A wave in quantum mechanics is represented by Ae^{i(kx-\omegat)}. Show that a standing wave looks like 2iAe^-i\omegatsin(kx) by subtracting two waves moving in opposite directions. (Hint: make the k negative in one of the waves)

Homework Equations

As far as I know, the 2 equations in the problem

The Attempt at a Solution

Honestly, I have no idea where to start. Any help would be greatly appreciated.

 

[Doc Al]

Just follow the hint. How would you represent the wave moving in the opposite direction?

 

[ourio]

That's the thing... I'm not sure. If I had to guess, I would say it would look something like:

Ae^{i(kx-\omegat)} - Be^{i(-kx-\omegat)}

But how do I relate it to sine?

 

[Doc Al]

That's the thing... I'm not sure. If I had to guess, I would say it would look something like:

Ae^{i(kx-\omegat)} - Be^{i(-kx-\omegat)}

Good, but use A for the second wave instead of B.

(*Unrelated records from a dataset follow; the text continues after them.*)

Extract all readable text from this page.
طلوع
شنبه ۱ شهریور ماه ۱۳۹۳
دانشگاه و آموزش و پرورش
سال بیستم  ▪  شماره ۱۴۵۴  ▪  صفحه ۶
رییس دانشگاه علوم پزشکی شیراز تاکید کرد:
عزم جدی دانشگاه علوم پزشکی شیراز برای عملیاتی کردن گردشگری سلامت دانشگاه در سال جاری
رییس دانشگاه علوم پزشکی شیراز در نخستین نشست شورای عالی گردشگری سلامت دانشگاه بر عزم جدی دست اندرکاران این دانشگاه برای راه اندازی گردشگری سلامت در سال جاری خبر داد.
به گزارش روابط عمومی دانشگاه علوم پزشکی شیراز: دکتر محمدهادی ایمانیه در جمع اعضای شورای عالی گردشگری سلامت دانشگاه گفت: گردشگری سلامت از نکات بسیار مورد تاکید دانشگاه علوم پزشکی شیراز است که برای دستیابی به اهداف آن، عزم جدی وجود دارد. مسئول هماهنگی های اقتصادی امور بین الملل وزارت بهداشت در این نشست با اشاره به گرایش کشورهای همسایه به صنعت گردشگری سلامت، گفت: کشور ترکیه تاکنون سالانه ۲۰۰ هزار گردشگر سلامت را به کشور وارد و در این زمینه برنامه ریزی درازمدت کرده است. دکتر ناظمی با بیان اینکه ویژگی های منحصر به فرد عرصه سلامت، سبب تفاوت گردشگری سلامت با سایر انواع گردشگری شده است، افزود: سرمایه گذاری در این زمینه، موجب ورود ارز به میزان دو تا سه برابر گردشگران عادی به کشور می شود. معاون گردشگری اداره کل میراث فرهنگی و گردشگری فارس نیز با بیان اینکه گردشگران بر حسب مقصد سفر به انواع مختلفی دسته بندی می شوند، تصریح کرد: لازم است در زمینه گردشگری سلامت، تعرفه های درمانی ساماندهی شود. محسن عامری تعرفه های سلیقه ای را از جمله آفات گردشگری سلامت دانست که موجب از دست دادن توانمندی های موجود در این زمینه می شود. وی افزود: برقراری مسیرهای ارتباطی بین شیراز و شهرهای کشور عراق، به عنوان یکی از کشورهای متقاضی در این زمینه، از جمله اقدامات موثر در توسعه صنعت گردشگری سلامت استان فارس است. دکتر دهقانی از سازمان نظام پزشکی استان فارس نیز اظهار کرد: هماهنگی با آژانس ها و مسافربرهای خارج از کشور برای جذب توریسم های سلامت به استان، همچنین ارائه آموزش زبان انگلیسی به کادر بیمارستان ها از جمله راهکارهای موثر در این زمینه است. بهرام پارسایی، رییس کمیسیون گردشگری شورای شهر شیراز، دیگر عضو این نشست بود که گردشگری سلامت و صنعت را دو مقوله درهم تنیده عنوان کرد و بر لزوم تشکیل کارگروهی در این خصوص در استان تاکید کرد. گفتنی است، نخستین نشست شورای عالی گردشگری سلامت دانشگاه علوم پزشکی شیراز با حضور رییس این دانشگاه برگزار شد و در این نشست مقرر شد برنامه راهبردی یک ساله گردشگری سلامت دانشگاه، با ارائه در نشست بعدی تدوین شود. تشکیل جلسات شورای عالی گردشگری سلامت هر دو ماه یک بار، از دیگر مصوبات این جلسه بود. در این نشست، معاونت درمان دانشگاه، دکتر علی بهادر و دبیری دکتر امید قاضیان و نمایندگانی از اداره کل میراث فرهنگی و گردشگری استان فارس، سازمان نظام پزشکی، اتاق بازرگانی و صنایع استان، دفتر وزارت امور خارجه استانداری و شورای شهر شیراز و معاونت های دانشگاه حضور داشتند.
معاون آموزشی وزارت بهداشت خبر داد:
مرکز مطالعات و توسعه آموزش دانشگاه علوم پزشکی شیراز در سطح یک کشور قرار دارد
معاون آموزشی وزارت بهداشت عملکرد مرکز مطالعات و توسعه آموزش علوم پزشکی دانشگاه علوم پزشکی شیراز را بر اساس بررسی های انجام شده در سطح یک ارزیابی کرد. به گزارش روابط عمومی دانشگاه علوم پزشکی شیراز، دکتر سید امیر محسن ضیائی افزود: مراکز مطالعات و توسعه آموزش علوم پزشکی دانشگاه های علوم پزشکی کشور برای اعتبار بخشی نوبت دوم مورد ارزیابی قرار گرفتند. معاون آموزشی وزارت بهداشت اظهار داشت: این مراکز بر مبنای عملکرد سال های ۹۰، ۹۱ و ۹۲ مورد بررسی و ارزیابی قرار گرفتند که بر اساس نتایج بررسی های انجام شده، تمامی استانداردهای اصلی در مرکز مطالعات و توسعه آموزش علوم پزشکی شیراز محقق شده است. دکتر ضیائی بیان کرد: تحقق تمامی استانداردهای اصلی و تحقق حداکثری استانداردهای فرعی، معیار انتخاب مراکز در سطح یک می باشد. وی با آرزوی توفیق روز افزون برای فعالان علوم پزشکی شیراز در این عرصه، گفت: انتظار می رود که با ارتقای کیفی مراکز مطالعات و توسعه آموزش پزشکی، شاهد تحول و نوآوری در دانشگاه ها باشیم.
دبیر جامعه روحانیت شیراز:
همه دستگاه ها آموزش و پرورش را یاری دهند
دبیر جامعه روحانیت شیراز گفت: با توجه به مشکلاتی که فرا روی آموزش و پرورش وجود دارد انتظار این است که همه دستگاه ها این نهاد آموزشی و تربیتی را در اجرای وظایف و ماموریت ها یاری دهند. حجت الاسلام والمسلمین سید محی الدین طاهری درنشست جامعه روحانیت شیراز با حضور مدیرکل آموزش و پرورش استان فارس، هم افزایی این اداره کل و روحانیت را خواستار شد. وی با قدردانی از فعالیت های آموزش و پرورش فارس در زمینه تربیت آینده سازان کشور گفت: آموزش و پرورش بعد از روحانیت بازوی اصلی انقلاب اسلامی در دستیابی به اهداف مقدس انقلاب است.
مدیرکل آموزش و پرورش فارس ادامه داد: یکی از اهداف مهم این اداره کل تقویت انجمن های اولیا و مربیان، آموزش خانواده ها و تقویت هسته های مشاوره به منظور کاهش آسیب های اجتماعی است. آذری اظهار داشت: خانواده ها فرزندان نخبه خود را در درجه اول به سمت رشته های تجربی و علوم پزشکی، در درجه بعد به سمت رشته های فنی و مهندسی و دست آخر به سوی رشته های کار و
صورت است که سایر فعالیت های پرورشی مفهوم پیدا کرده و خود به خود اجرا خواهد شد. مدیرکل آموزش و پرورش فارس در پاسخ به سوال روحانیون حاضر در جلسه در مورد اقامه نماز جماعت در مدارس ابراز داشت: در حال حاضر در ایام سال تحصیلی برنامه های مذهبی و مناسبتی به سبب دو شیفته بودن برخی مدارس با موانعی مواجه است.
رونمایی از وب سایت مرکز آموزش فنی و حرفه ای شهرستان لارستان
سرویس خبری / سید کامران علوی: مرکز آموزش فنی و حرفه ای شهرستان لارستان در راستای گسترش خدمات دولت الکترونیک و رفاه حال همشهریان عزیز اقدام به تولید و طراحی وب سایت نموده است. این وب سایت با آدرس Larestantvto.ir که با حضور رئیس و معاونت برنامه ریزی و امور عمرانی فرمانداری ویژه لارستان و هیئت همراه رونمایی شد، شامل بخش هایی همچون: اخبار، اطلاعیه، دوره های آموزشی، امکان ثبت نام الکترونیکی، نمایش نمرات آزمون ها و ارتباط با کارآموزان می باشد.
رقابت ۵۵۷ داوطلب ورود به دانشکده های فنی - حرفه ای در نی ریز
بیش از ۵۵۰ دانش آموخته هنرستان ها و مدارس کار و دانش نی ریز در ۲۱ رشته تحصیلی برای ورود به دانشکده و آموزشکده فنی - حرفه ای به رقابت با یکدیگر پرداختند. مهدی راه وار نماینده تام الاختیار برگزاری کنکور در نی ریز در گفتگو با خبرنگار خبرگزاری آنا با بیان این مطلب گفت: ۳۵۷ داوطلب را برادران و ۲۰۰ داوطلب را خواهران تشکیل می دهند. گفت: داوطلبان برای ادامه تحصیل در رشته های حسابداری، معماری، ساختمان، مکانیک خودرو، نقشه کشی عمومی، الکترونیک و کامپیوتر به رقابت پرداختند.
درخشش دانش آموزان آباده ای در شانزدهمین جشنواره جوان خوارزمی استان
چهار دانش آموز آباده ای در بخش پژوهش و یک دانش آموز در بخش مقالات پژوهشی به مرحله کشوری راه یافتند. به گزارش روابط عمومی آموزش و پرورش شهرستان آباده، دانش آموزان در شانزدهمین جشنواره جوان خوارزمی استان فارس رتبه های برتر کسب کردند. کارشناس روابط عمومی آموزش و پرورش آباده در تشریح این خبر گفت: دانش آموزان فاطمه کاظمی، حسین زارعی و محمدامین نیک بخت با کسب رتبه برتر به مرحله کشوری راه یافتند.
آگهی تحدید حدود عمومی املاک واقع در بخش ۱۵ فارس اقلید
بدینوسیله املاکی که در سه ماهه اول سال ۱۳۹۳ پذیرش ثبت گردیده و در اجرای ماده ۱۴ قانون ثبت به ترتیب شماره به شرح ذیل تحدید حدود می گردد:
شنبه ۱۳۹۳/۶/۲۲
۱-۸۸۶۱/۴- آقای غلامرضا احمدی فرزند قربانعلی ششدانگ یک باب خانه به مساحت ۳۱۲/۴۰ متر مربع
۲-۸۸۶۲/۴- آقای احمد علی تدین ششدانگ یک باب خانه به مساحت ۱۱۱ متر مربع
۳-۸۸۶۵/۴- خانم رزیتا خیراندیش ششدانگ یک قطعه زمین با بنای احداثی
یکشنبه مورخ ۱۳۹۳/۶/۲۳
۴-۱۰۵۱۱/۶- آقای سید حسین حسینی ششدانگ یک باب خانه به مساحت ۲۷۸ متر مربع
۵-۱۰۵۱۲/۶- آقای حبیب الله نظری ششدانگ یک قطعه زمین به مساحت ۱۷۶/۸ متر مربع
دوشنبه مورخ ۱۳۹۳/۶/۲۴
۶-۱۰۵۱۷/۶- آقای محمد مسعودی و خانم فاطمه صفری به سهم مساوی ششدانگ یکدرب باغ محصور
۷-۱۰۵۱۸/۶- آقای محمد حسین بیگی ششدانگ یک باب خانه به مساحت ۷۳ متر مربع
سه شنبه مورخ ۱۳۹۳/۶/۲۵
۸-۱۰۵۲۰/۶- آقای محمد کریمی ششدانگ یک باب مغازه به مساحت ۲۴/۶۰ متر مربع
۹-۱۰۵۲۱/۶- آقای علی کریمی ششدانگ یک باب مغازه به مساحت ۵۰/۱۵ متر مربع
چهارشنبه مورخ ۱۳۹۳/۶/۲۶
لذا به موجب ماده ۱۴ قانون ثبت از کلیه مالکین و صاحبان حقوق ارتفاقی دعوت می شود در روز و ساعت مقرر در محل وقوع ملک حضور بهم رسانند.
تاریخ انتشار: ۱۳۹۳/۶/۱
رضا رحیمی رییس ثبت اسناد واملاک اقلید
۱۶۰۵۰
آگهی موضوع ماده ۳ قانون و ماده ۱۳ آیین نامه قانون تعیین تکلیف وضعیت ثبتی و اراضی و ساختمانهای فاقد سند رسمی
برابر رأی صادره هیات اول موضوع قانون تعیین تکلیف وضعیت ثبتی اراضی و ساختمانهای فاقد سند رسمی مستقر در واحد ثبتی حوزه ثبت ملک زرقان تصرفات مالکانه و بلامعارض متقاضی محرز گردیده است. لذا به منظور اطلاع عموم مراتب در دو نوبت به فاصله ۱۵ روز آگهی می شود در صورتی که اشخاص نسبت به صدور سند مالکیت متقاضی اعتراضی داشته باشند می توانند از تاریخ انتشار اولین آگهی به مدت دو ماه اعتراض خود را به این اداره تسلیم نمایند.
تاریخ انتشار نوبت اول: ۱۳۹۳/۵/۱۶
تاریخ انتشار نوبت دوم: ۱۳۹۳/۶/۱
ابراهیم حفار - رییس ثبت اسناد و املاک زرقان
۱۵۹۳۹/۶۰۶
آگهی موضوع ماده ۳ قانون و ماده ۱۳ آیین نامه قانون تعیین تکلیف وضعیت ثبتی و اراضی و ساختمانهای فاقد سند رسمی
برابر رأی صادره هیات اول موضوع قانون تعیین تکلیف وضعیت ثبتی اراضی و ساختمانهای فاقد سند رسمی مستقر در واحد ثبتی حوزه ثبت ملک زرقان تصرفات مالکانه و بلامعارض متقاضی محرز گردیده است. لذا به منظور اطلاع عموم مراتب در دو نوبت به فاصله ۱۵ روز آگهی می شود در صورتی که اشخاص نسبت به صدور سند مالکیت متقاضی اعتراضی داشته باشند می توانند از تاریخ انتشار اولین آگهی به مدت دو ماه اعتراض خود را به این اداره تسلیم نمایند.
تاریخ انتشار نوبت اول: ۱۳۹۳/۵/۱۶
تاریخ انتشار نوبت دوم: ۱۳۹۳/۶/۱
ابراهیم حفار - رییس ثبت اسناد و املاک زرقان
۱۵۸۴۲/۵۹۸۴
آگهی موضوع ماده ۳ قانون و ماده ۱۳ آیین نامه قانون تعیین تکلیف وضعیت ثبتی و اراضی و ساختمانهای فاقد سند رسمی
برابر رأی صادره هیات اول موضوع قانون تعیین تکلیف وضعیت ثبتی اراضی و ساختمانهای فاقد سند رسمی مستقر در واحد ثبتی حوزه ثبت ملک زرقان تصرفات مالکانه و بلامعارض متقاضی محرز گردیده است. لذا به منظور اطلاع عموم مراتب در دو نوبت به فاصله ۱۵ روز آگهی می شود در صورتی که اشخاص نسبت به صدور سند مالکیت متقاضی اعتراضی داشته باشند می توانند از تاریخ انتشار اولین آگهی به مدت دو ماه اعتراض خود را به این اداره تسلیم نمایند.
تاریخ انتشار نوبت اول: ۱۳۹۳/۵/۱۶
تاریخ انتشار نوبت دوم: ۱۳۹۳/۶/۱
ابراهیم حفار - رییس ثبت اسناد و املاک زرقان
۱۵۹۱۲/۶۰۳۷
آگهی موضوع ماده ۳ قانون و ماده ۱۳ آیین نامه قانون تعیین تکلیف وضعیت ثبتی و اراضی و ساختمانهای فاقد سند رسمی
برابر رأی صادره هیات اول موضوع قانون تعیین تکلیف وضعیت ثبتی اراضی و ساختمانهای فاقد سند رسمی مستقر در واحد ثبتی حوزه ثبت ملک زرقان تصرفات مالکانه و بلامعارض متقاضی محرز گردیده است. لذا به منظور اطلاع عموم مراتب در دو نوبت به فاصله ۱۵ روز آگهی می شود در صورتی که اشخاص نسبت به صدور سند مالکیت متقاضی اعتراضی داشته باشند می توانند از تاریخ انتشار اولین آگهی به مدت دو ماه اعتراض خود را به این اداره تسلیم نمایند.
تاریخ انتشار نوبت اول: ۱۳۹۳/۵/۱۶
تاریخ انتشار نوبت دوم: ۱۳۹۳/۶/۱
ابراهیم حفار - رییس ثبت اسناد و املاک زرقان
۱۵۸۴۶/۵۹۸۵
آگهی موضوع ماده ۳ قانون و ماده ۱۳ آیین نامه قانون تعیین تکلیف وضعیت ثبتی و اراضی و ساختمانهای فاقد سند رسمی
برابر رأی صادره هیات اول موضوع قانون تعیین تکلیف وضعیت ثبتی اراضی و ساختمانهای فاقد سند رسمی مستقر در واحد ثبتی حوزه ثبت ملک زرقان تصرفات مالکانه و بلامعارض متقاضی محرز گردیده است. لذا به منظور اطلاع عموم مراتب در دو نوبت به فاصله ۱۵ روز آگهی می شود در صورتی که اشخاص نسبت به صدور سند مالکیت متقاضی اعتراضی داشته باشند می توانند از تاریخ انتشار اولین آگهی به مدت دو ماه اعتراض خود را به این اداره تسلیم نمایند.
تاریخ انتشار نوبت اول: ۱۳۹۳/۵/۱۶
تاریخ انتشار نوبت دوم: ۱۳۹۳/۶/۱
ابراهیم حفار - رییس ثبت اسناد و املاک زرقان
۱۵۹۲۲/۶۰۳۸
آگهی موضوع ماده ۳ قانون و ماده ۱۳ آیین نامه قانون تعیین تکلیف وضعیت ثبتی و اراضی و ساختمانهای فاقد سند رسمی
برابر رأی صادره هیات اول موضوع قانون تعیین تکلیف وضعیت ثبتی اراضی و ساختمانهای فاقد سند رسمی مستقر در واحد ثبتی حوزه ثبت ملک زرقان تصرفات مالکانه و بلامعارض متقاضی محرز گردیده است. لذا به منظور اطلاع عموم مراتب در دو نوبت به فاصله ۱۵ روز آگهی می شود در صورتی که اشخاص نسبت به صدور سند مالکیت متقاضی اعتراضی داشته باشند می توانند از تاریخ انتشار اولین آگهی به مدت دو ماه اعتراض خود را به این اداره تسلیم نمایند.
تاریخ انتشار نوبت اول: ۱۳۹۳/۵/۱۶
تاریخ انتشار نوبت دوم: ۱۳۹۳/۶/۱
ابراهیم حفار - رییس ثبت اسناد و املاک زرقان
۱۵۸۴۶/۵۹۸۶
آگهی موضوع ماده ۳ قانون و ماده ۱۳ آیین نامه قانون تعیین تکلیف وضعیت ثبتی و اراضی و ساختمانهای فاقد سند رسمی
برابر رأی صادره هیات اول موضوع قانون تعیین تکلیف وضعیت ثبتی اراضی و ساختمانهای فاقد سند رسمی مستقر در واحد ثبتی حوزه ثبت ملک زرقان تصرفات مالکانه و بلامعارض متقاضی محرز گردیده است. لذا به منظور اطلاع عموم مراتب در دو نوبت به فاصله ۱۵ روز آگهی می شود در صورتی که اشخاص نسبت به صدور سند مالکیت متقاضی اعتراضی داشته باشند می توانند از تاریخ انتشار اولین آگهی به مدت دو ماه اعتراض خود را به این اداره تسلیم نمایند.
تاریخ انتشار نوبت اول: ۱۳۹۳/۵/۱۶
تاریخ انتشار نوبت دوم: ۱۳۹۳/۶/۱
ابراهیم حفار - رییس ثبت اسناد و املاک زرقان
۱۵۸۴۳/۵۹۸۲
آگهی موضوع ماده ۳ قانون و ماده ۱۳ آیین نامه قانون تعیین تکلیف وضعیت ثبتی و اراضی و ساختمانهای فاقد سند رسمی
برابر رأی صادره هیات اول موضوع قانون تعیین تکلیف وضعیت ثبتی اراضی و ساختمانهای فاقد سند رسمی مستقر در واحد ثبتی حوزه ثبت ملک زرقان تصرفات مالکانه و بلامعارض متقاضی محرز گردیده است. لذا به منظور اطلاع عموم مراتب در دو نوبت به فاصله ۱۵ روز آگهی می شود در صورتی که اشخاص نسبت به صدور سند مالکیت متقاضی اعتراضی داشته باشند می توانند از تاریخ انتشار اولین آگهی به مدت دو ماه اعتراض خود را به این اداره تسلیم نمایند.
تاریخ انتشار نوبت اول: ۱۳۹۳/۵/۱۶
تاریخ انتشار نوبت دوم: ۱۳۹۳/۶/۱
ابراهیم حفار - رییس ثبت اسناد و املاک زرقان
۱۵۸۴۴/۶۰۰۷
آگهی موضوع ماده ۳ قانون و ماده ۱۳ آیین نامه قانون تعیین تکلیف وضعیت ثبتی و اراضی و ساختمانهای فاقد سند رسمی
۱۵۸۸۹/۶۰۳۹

But how do I relate it to sine?

Hint: Look up Euler's formula.

 

[ourio]

Thanks for the hint about Euler's formula... it really helped. So from the original equation, I now have:

A[cos(kx-wt)+i sin(kx-wt)]-A[cos(-kx-wt)+i sin(-kx-wt)]

I distributed the A term throughout, and found that the cosine terms canceled. I was left with:

Aisin(kx-wt)-Aisin(-kx-wt)

which could be written as

Aisin(kx-wt)+Aisin(kx+wt)

But now I have to somehow re-introduce an exp function and take the 'wt' term from the sine. Hmmmm...

 

[Doc Al]

Another hint: e^a+b = e^ae^b

 

[ourio]

OK... so I found that the original equation can be written as follows:
Ae^ikxe^-iwt
Using Euler's formula on the e^ikx gives:
Ae^-iwt (cos(ikx)+i sin(ikx))

I know that the cosine term will eventually cancel when I subtract. But the complex number in the sine bothers me. Won't that end up being a hyperbolic function? I carried the math through and came up with this:

2iAe^-iwt (sin(ikx))

I'm a lot closer, but I don't know how to deal with the complex number in the trig function

 

[Doc Al]

Using Euler's formula on the e^ikx gives:
Ae^-iwt (cos(ikx)+i sin(ikx))

Not exactly. Euler's formula says:
e^ix = cosx + isinx

 

[ourio]

Oh, I'm an idiot! Of course the complex number isn't in the sine!

Thanks Doc Al for all of your help! I'll never forget about Euler's formula again! :)